3. Variable display order: By default, ordered identically to how the variables are ordered in the file. Can also order alphabetically, by file, or by measurement level.
4. Maximum number of categories: By default, limits to 200 categories.
5. In the Statistics tab: (Optional) Choose what statistics you want in the codebook. By default, counts and percents will be printed for nominal and ordinal variables, and mean, standard deviation, and quartiles will be printed for scale variables.
6. When finished, click OK.

#### Using Syntax

CODEBOOK <variables-names-here>
/VARINFO POSITION LABEL TYPE FORMAT MEASURE ROLE VALUELABELS MISSING ATTRIBUTES
/FILEINFO NAME CASECOUNT
/OPTIONS VARORDER=VARLIST SORT=ASCENDING MAXCATS=200
/STATISTICS COUNT PERCENT MEAN STDDEV QUARTILES.

Note: When listing the variable names in the syntax, the assigned measurement level must be given in brackets after each variable name: [s] for scale, [n] for nominal, [o] for ordinal.

## Example: Simple codebook for sample data

To reproduce this example, download the sample SPSS dataset and SPSS syntax file. Run the syntax file on the sample data. This will add all of the appropriate variable labels and value labels for this dataset.

### Problem Statement

When sharing your data with others, it's important that your variables are properly documented. This includes having succinct but descriptive labels for your variables, and labels for any numeric codes used for categories.

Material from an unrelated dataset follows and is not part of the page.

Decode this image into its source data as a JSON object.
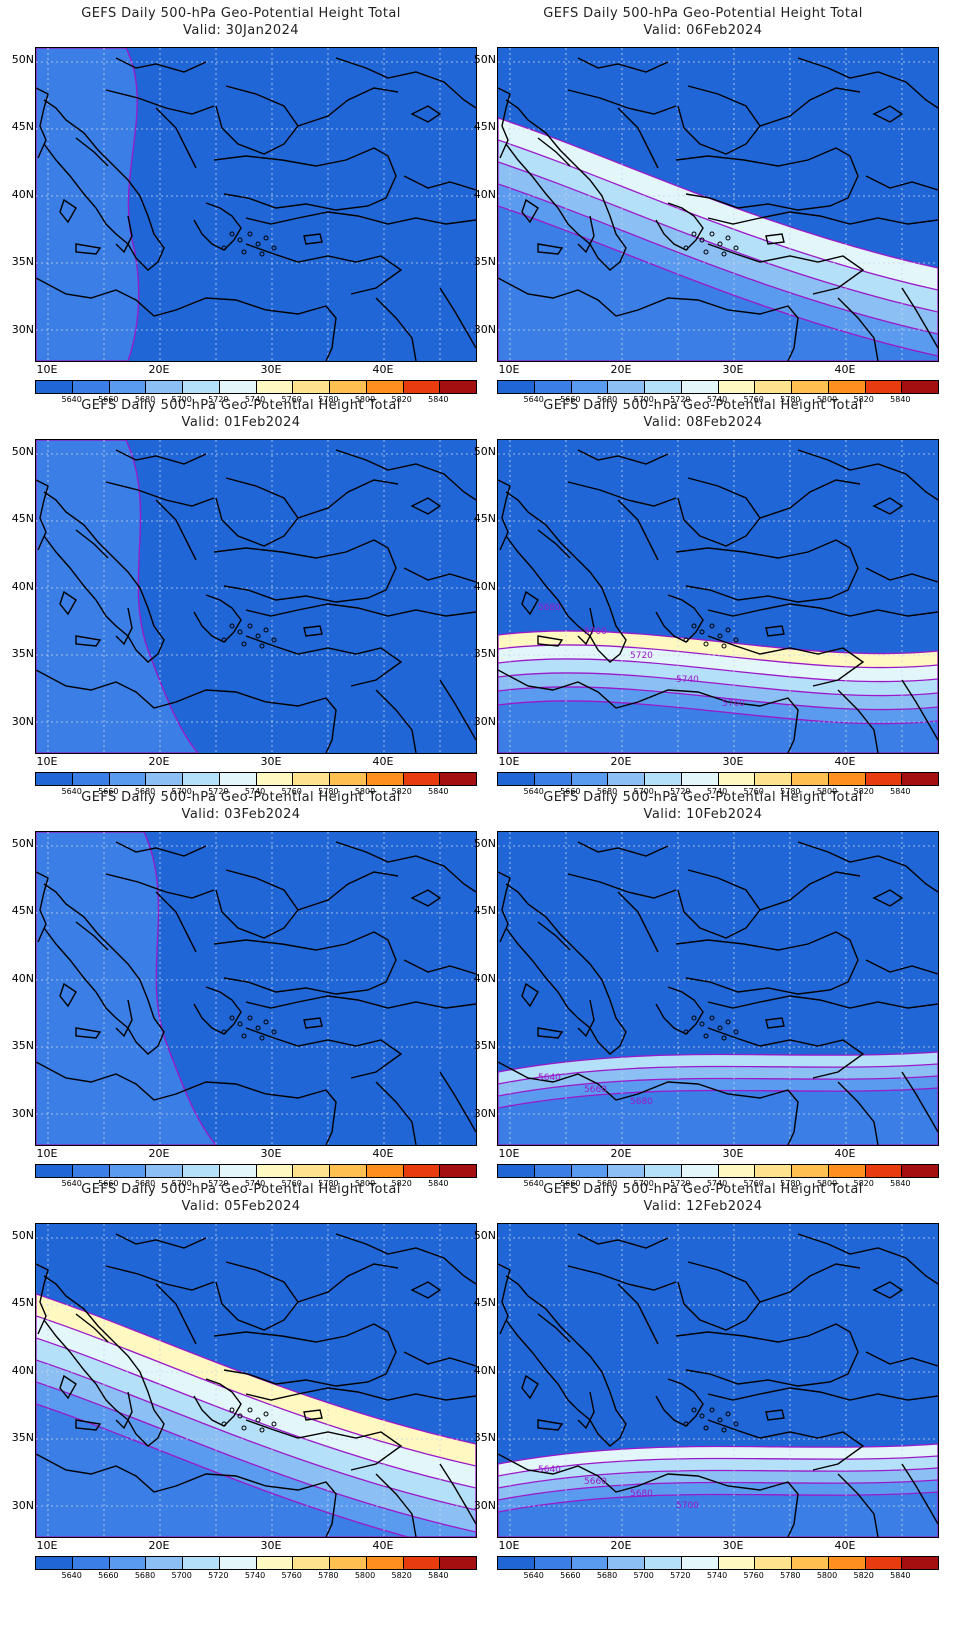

If you receive a dataset from a collaborator, you can get an overview of its contents by running the Display Dictionary procedure.

### Running the Procedure

To generate a simple codebook for the sample data, click File > Display Data File Information > Working File.

### Output

#### Syntax

DISPLAY DICTIONARY.

#### Tables

The first table is the Variable Information table.

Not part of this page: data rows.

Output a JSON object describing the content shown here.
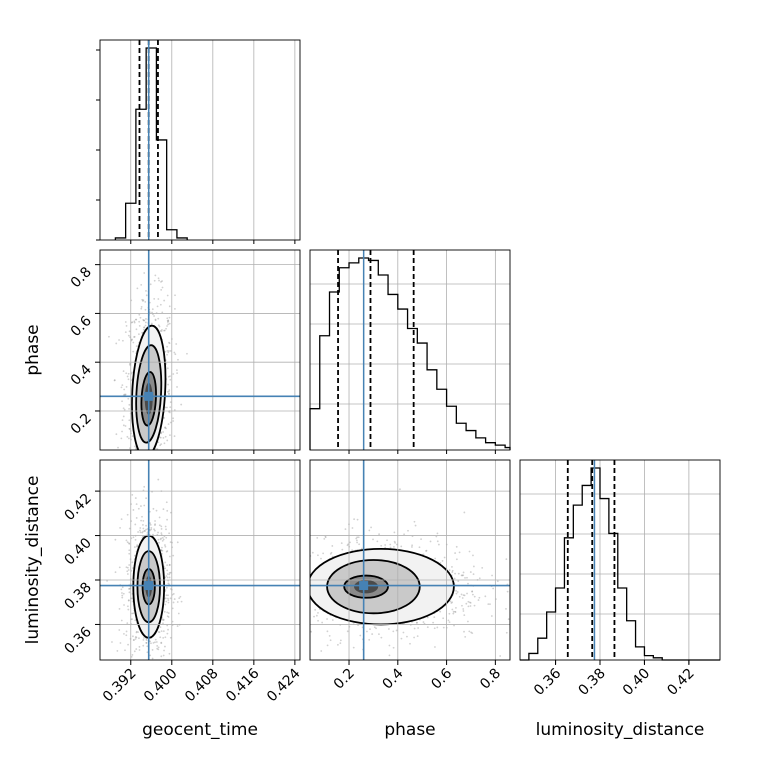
{
  "parameters": [
    "geocent_time",
    "phase",
    "luminosity_distance"
  ],
  "injection": {
    "geocent_time": 0.3955,
    "phase": 0.26,
    "luminosity_distance": 0.3775
  },
  "colors": {
    "truth": "#4682b4",
    "hist": "#000000",
    "grid": "#b0b0b0",
    "contour": "#000000"
  },
  "chart_data": {
    "type": "corner",
    "title": "",
    "axes": {
      "geocent_time": {
        "range": [
          0.386,
          0.425
        ],
        "ticks": [
          "0.392",
          "0.400",
          "0.408",
          "0.416",
          "0.424"
        ],
        "tick_values": [
          0.392,
          0.4,
          0.408,
          0.416,
          0.424
        ]
      },
      "phase": {
        "range": [
          0.04,
          0.86
        ],
        "ticks": [
          "0.2",
          "0.4",
          "0.6",
          "0.8"
        ],
        "tick_values": [
          0.2,
          0.4,
          0.6,
          0.8
        ]
      },
      "luminosity_distance": {
        "range": [
          0.344,
          0.434
        ],
        "ticks": [
          "0.36",
          "0.38",
          "0.40",
          "0.42"
        ],
        "tick_values": [
          0.36,
          0.38,
          0.4,
          0.42
        ]
      }
    },
    "histograms": {
      "geocent_time": {
        "bin_edges": [
          0.389,
          0.391,
          0.393,
          0.395,
          0.397,
          0.399,
          0.401,
          0.403
        ],
        "density": [
          0.01,
          0.18,
          0.64,
          0.94,
          0.49,
          0.05,
          0.01
        ],
        "quantiles": [
          0.3937,
          0.3955,
          0.3973
        ]
      },
      "phase": {
        "bin_edges": [
          0.04,
          0.08,
          0.12,
          0.16,
          0.2,
          0.24,
          0.28,
          0.32,
          0.36,
          0.4,
          0.44,
          0.48,
          0.52,
          0.56,
          0.6,
          0.64,
          0.68,
          0.72,
          0.76,
          0.8,
          0.84,
          0.86
        ],
        "density": [
          0.17,
          0.47,
          0.65,
          0.75,
          0.77,
          0.79,
          0.78,
          0.72,
          0.64,
          0.58,
          0.5,
          0.44,
          0.33,
          0.25,
          0.18,
          0.11,
          0.08,
          0.05,
          0.03,
          0.02,
          0.01
        ],
        "quantiles": [
          0.155,
          0.288,
          0.465
        ]
      },
      "luminosity_distance": {
        "bin_edges": [
          0.344,
          0.348,
          0.352,
          0.356,
          0.36,
          0.364,
          0.368,
          0.372,
          0.376,
          0.38,
          0.384,
          0.388,
          0.392,
          0.396,
          0.4,
          0.404,
          0.408,
          0.412,
          0.416,
          0.42,
          0.424,
          0.428,
          0.434
        ],
        "density": [
          0.0,
          0.03,
          0.1,
          0.22,
          0.33,
          0.56,
          0.71,
          0.8,
          0.88,
          0.74,
          0.58,
          0.33,
          0.18,
          0.06,
          0.02,
          0.01,
          0.0,
          0.0,
          0.0,
          0.0,
          0.0,
          0.0
        ],
        "quantiles": [
          0.3655,
          0.3765,
          0.3865
        ]
      }
    },
    "contours_2d": [
      {
        "x": "geocent_time",
        "y": "phase",
        "levels": [
          {
            "center": [
              0.3955,
              0.28
            ],
            "sx": 0.0032,
            "sy": 0.27,
            "rot": 0.1
          },
          {
            "center": [
              0.3955,
              0.27
            ],
            "sx": 0.0024,
            "sy": 0.2,
            "rot": 0.1
          },
          {
            "center": [
              0.3955,
              0.25
            ],
            "sx": 0.0014,
            "sy": 0.11,
            "rot": 0.1
          }
        ]
      },
      {
        "x": "geocent_time",
        "y": "luminosity_distance",
        "levels": [
          {
            "center": [
              0.3955,
              0.377
            ],
            "sx": 0.003,
            "sy": 0.023
          },
          {
            "center": [
              0.3955,
              0.377
            ],
            "sx": 0.0022,
            "sy": 0.016
          },
          {
            "center": [
              0.3955,
              0.377
            ],
            "sx": 0.0012,
            "sy": 0.008
          }
        ]
      },
      {
        "x": "phase",
        "y": "luminosity_distance",
        "levels": [
          {
            "center": [
              0.33,
              0.377
            ],
            "sx": 0.3,
            "sy": 0.017
          },
          {
            "center": [
              0.3,
              0.377
            ],
            "sx": 0.19,
            "sy": 0.012
          },
          {
            "center": [
              0.27,
              0.377
            ],
            "sx": 0.09,
            "sy": 0.005
          }
        ]
      }
    ]
  }
}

Variable Position Label Measurement Level Role Column Width Alignment Print Format Write Format
ids 1 ID Number Nominal Input 8 Right F5 F5
bday 2 Date of birth Scale Input 12 Right DATE20 DATE20
Rank 3 Class rank Ordinal Input 8 Right F1 F1
Gender 4 Gender Nominal Input 8 Right F1 F1
Athlete 5 Are you an athlete? Nominal Input 8 Right F1 F1
Height 6 Height (inches) Scale Input 8 Right F5.2 F5.2
Weight 7 Weight (pounds) Scale Input 8 Right F6.2 F6.2
Smoking 8 Do you smoke cigarettes? Nominal Input 8 Right F1 F1
Sprint 9 <none> Scale Input 8 Right F5.3 F5.3
MileMinDur 10 Mile run time Scale Input 11 Right TIME11 TIME11
English 11 Score on English placement test Scale Input 8 Right F6.2 F6.2
Reading 12 Score on Reading placement test Scale Input 8 Right F6.2 F6.2
Math 13 Score on Math placement test Scale Input 8 Right F5.2 F5.2
Writing 14 Score on Writing placement test Scale Input 8 Right F5.2 F5.2
State 15 Are you an in-state or out-of-state student? Nominal Input 12 Left A12 A12
LiveOnCampus 16 Do you live on campus? Nominal Input 8 Right F1 F1
HowCommute 17 How do you commute to campus? Nominal Input 8 Right F1 F1
CommuteTime 18 How long does it take you to commute to campus? Scale Input 8 Right F2 F2
SleepTime 19 Hours of sleep per night Scale Input 8 Right F2 F2
StudyTime 20 Hours of study time per week Scale Input 8 Right F2 F2
enrolldate 21 Date of college enrollment Nominal Input 22 Left A20 A20
expgradate 22 Expected date of college graduation Nominal Input 22 Left A20 A20
Major 23 Major Nominal Input 50 Left A58 A58
RankUpperUnder 24 Class Rank (binary) Nominal Input 16 Right F8.2 F8.2

The second table is the Variable Values table. If you have value labels defined for at least one variable in your dataset, this table will appear (otherwise, it will be omitted). This table prints the name of each variable with defined value labels, and lists each code and associated label for that variable.

Qualtrics users: This procedure works well with survey data that you've downloaded from Qualtrics in SPSS format. Use it to check the coding of your multiple choice items!